Jul 27, 2007

"CALIGULA WOULD HAVE BLUSHED"

Say, do me a favor-- everyone click over to my friend Dondi's blog and wish that little darlin' a very happy birthday before you do another thing. So what if you don't know her? She's awesome, my friend and it's her birthday. Reason enough. Go, go. Do it.

Now then. (smooths skirt, pats hair)

In case anyone is wondering, I think I am at the mercy of my bikini waxer's whims. She bends me around like she was my friggin' Yoga instructor, yanks then laughs. Everytime. This is how she does. A little chatty, but mostly tough. When I've asked what she compels her to laugh, she says, "Sometimes wax very funny for some ladies". I'm not certain, but I thin she's calling me a pussy for flinching. I mean, c'mon. I'm there voluntarily, it's not so bad. I take it like a woman. but then, she progressed into this habit I like to call the yank, laugh and slap, which involves yanking the fabric and hot wax off of my bathing suit area, laughing, then slapping the ka-blammo out of the spot. While, yes, she did hear correctly, it does actually prevent the hair removal process from stinging, per se, it does, well, result in getting slapped in the lilly.

Why subject myself to her, you ask? Because she does the best bikini wax in town, in my humble opinion. So, I've just grinned and dealt. Well, today, we start talking about the country she hails from and how I've looking into visiting there and then, I share the handful of words and terms I know in her native language and, can I tell you? She suddenly is a sweet little waxing lamb and not only gives me one of the better bikini and eyebrow waxes of my life, but I barely even feel a thing.

I think maybe she had the wrong idea about me as some ethnocentric asshole? I've had plenty of tip-based job in my life so I usually err on tipping as well as I can, so maybe she thinks I'm some prissy rich girl? Joke's on you, bikini waxer! Anyway, whatever she did think, all I know is that she doesn't think it now because she changed her tune. So there! Take that bikini waxer of doom! Admit you misjudged me and now we are totally friends. Do it.

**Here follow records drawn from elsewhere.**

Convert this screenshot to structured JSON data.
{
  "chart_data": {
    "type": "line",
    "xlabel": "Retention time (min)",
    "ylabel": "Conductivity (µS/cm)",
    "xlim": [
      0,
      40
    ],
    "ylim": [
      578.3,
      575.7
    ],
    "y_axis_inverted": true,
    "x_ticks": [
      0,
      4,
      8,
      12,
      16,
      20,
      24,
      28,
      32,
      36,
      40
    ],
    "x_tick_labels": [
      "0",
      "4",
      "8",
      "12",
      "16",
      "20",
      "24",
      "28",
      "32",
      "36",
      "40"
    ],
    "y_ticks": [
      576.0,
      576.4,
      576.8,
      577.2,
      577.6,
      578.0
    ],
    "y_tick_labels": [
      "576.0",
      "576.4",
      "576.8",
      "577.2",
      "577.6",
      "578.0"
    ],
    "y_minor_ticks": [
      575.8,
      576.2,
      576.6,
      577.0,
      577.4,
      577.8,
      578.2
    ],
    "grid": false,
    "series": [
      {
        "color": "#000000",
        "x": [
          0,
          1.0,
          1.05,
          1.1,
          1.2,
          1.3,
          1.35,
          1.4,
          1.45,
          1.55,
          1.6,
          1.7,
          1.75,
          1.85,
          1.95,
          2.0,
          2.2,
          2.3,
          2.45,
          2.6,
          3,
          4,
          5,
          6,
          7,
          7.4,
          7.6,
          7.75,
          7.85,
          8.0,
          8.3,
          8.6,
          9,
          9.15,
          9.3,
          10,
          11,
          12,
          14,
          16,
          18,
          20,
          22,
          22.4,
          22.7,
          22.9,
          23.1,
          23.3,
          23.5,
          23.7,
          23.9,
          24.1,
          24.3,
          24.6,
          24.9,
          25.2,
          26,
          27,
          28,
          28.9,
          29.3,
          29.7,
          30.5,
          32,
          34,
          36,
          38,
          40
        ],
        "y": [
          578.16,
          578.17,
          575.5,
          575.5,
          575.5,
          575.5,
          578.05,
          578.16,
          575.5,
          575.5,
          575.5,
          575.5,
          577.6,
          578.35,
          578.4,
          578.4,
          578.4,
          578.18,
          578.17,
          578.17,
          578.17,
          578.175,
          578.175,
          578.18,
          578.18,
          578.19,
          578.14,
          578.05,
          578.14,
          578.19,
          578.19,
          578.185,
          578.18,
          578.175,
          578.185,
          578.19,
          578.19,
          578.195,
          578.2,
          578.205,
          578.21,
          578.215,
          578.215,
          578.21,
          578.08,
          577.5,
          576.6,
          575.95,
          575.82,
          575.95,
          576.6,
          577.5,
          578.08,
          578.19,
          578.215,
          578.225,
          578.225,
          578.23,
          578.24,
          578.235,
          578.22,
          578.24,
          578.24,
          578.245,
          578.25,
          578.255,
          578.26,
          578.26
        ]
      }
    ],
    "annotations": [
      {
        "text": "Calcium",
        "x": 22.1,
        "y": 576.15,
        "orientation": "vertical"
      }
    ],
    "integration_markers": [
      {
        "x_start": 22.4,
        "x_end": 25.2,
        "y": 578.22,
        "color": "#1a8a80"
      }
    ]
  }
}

In other news, I staked my tomato plants and they look nice. I painted my toenails metallic purple and they look nice, too.

5 comments:

Dr. Monkey Von Monkerstein said...

My head spins thinking of those painted toe nails.

Amy Guth said...

Goodness, Doc, you're awfully sweet.

Anonymous said...

"...result in getting slapped in the lilly...."

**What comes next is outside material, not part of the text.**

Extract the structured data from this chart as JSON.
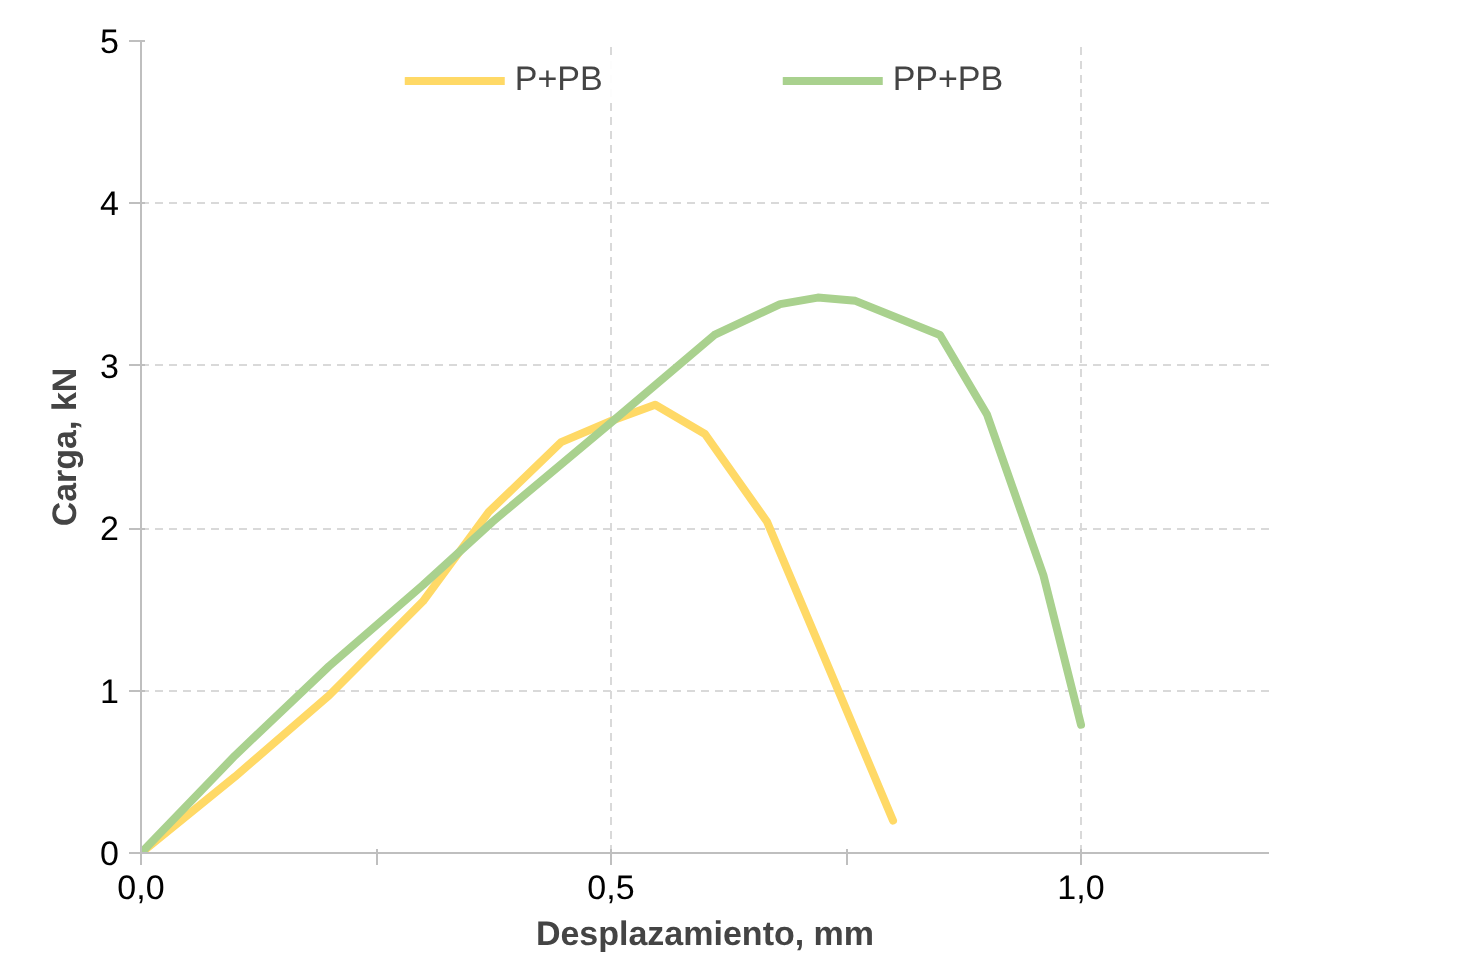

How Georgia O'Keeffe of you!

"...I painted my toenails metallic purple..."

That is hottish, girlfriend.

PS "Caligula" Caius Germanicus Caesar was utterly blush resistant. I know of which I speak.

Katie Schwartz said...

that is the best yarn.

Anonymous said...

Aaaagghhh, oooooohh!

Guthie, baby. That's all just soooooo HOT!

You, your somewhat sadistic waxer, your lilly...I must stop now!